DR. ULMAN: Second that motion. (Carried.)

MR. C. A. REED: I would like to present an invitation to meet at Battle
Creek.

MR. ROPER: Petersburg invites us to meet at Petersburg.

THE PRESIDENT: Those matters are settled by the Executive Committee.

MR. T. P. LITTLEPAGE: Would it not be well, Mr. President, to determine upon a meeting place now, and let it be known, so that everybody can prepare for it? Being a member of the Executive Committee, I would prefer myself that the Association take the responsibility for deciding the meeting place. If these meeting places are selected in advance, it makes it possible for a good many people to plan their vacation trips to fit in. In order to get the matter before the Association, I move that the Society determine right now the next meeting place. (Seconded.)

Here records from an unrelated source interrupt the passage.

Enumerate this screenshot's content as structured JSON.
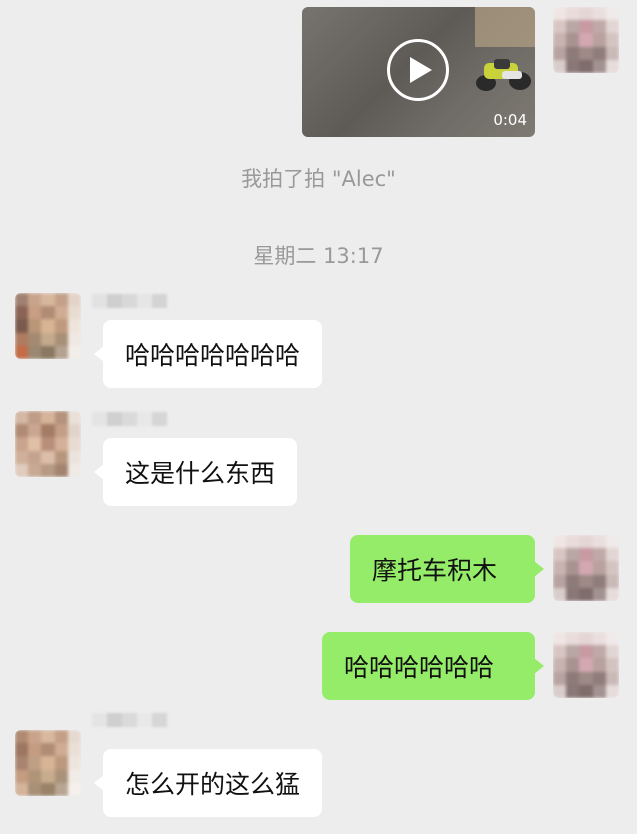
{
  "video": {
    "duration": "0:04"
  },
  "system_messages": {
    "pat": "我拍了拍 \"Alec\"",
    "timestamp": "星期二 13:17"
  },
  "messages": [
    {
      "side": "left",
      "text": "哈哈哈哈哈哈哈"
    },
    {
      "side": "left",
      "text": "这是什么东西"
    },
    {
      "side": "right",
      "text": "摩托车积木"
    },
    {
      "side": "right",
      "text": "哈哈哈哈哈哈"
    },
    {
      "side": "left",
      "text": "怎么开的这么猛"
    }
  ],
  "colors": {
    "background": "#ededed",
    "sent_bubble": "#95ec69",
    "received_bubble": "#ffffff",
    "system_text": "#999999"
  }
}
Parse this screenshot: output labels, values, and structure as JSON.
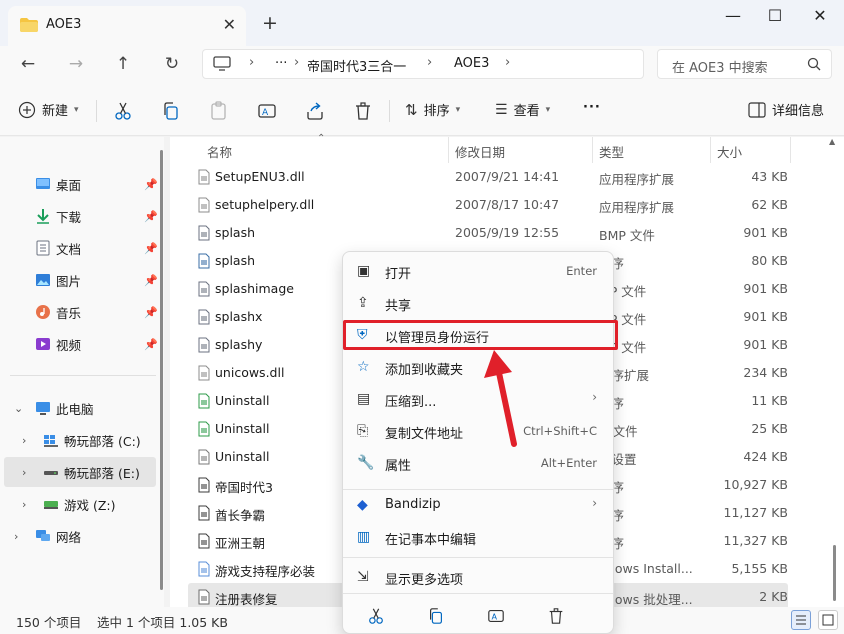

MR. OLCOTT: I think Mr. Littlepage's motion is of more than ordinary importance. The Association, heretofore, has left that matter, very properly, perhaps, to the Executive Committee. The result is that little or no attention is given to the place of meeting until thirty or ninety days before the date of that meeting. It would be very much better if we knew several months ahead about the meeting, and I think we would have a larger attendance and more enthusiasm. The American Association of Nurserymen names the date at the time of their meeting for the following meeting, and most other organizations do the same, and the results are quite perceptible.

(Motion carried.)

THE SECRETARY: We have an invitation from the Evansville Chamber of Commerce, one from the San Francisco Convention League, to meet at San Francisco, one from Sears, Roebuck & Company, to meet in Chicago, and enjoy a luncheon at their expense and a trip through their plant; one from Dr. Morris to meet at his place, or to meet at Stamford and spend as much time as possible on his place. We could meet in New York City and visit Dr. Morris' place very comfortably. We have an invitation from Petersburg, Va.; one to meet with Dr. Kellogg, at Battle Creek, Mich., and one from Mr. Rush to meet at Lancaster, Pa. We have had under consideration a proposition to meet somewhere in the South, possibly with the Southern Nut Growers. Those are all the invitations that I know of.

MR. C. A. REED: May I make a remark right here? It seems to me that before we decide on the place of meeting we ought to take into consideration what we are going to any of these places to accomplish, and the time of year that we want to go there. Now, if we go to Lancaster, or to almost any of these other places, we ought to have a summer meeting when we can go out and see the trees, but if we go up to Battle Creek we could just as well go there in the winter time. The purpose of going there, as I understand it, would be to lay emphasis on the subject of nuts for food. Whether we want to take our time now for a meeting, to emphasize that, or whether we want to see nut trees growing and discuss cultural problems, is a question to be decided.

THE PRESIDENT: In the absence of a definite method of procedure on this question, which we never before handled in this way, the chair is entirely willing to receive instructions, but I suggest that we have a rising vote for one place after another, and that the place receiving the greatest number of votes gets the convention.

MR. M. P. REED: We have seen trees in nurseries for several years, and I think that now we ought to select some place where we can get other and broader ideas on nuts. I think Battle Creek would be the best place.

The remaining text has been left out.